Bullock’s reach is international. In addition to teaching at the Canadian Southern Baptist Seminary, she has served as a guest professor at the Nigerian Baptist Theological Seminary in Ogbomoso and Uganda Baptist Seminary. She has also served on various committees of the Baptist World Alliance, and is now Chair of the Commission Council. From 2015-2020, she served as Vice Chair of the Heritage and Identity Commission, and from 2010-2015 she was Chair of the Religious Freedom Commission and Secretary of the Freedom and Justice Advisory Committee. She has led numerous students on international study tours to Oxford University and to sites significant to the Protestant Reformation.

Wilkes said Bullock’s literary and guild contributions should also be recognized. She has produced seven books about local churches, nine book chapters on Baptist leaders, dozens of commissioned pieces, peer-reviewed encyclopedia and journal articles, Bible studies, historical studies, more than two dozen papers for academic conferences, and even a few magazine articles.

“The number of writings she has produced is tremendous. In each one of those, she has applied her discerning eye to the problems in Baptist History and in the church to provide historical insight which has benefitted us all,” Wilkes said. “I should also point out that she has also spoken to more than 100 Baptist churches, conferences, and denominational gatherings.”

Leadership of the PhD program at B. H. Carroll will now fall to Dr. Greg Tomlin, who has a close connection with Bullock. He was her teaching assistant at Southwestern Seminary for six years while he completed his master’s and doctoral degrees in Christian History. Tomlin, who joined Carroll in 2019, said he has had the rare opportunity to know, study under, and work closely with one of the best known church historians for 28 years.

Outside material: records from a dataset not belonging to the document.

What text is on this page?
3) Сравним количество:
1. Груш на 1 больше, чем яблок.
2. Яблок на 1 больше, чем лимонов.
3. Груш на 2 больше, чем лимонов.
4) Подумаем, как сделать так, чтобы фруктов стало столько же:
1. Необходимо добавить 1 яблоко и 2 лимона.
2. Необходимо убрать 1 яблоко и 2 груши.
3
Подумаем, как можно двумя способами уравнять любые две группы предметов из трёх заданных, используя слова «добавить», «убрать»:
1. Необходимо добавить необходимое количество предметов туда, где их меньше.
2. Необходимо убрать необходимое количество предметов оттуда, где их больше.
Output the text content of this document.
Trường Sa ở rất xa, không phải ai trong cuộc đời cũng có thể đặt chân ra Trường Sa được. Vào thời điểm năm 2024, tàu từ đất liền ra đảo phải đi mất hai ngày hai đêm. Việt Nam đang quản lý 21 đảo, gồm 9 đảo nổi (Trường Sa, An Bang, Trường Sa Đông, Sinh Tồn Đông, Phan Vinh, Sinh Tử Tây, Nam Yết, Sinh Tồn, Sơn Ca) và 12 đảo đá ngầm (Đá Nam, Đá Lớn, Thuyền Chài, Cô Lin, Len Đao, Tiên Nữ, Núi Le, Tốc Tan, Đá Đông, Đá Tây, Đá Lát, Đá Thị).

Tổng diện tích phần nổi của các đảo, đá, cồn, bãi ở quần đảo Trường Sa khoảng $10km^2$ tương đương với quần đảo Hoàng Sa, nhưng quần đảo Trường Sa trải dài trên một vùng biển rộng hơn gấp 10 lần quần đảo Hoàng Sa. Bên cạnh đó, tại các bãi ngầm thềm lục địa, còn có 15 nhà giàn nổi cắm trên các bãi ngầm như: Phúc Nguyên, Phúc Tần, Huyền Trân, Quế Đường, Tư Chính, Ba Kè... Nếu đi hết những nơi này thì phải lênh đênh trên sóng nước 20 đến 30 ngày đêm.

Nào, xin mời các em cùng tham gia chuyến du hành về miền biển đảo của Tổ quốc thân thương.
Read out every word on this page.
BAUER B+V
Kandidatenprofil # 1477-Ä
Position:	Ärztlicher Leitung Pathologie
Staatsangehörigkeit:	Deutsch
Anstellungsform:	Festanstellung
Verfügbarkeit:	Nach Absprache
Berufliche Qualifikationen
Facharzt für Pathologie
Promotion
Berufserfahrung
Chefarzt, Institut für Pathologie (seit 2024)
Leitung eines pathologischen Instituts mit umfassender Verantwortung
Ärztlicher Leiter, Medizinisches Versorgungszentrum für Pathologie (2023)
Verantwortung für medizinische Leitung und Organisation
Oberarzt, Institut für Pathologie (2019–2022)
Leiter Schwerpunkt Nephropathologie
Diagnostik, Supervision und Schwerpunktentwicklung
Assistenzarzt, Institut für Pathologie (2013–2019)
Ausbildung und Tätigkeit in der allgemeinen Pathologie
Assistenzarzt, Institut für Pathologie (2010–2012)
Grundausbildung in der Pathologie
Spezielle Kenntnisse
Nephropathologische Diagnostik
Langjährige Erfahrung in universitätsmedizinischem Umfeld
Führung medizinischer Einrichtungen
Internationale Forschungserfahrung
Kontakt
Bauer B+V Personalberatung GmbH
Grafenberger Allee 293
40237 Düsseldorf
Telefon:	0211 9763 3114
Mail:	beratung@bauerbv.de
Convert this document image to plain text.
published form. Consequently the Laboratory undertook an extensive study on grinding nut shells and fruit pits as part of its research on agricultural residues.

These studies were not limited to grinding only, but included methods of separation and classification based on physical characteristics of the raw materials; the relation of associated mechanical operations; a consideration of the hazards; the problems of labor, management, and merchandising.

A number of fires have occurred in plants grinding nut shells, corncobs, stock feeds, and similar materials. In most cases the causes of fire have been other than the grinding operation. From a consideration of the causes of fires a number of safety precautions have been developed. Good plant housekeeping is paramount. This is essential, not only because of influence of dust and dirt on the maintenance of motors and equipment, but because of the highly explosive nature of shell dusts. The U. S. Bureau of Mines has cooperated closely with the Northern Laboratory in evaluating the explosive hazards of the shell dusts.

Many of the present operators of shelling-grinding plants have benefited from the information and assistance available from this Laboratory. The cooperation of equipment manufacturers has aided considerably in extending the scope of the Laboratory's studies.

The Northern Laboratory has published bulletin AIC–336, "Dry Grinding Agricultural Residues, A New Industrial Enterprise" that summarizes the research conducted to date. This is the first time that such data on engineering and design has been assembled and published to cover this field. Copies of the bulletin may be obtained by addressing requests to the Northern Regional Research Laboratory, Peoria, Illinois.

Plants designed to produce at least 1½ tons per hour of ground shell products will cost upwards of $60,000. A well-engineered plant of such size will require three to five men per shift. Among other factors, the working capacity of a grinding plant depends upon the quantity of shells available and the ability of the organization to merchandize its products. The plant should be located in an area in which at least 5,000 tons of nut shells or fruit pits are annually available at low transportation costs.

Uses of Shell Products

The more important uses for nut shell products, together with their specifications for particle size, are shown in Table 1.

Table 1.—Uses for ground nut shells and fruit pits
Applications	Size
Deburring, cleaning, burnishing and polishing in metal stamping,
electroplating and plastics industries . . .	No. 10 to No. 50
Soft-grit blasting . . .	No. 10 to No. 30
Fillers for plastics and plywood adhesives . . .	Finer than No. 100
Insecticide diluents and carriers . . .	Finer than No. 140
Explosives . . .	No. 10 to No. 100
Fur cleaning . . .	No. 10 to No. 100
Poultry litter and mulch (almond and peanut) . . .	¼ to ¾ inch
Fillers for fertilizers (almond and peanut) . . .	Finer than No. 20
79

“Every scholar in the academy compiles a resume called a ‘curriculum vitae’—Latin for ‘course of life.’ It is a document which lists all of his or her degrees, classes taught, publications, conferences attended, places traveled, and those sorts of things. Not on the list—but perhaps the most important—are the names of the students which the professor helped form academically and spiritually. For Dr. Bullock, that figure easily numbers in the thousands, from Texas to the heart of Africa. I would be grateful to be one of the names on that list, should it ever be printed,” Tomlin said.

While Bullock will step away from her office at B. H. Carroll, she said she “will not be sitting idly at home.”

“I will continue to supervise my three Carroll PhD students, teach when opportunities arise, and work quite a bit more with the Baptist Center for Global Concerns, the non-profit with which I have been associated since its beginning in 2007,” she said in the email announcing her retirement.

Bullock said she also looks forward to spending more time with her family, which includes her two married children and six grandchildren.

In 2020, Baptist History & Heritage, the journal of the Baptist History & Heritage Society, published a Festschrift—a collection of writings by a scholar’s former students and colleagues—in honor of Bullock. Tomlin, along with Dr. Stephen M. Stookey, a former colleague at Southwestern Seminary and DBU and the current Director of Theological Education for Texas Baptists, contributed to the volume.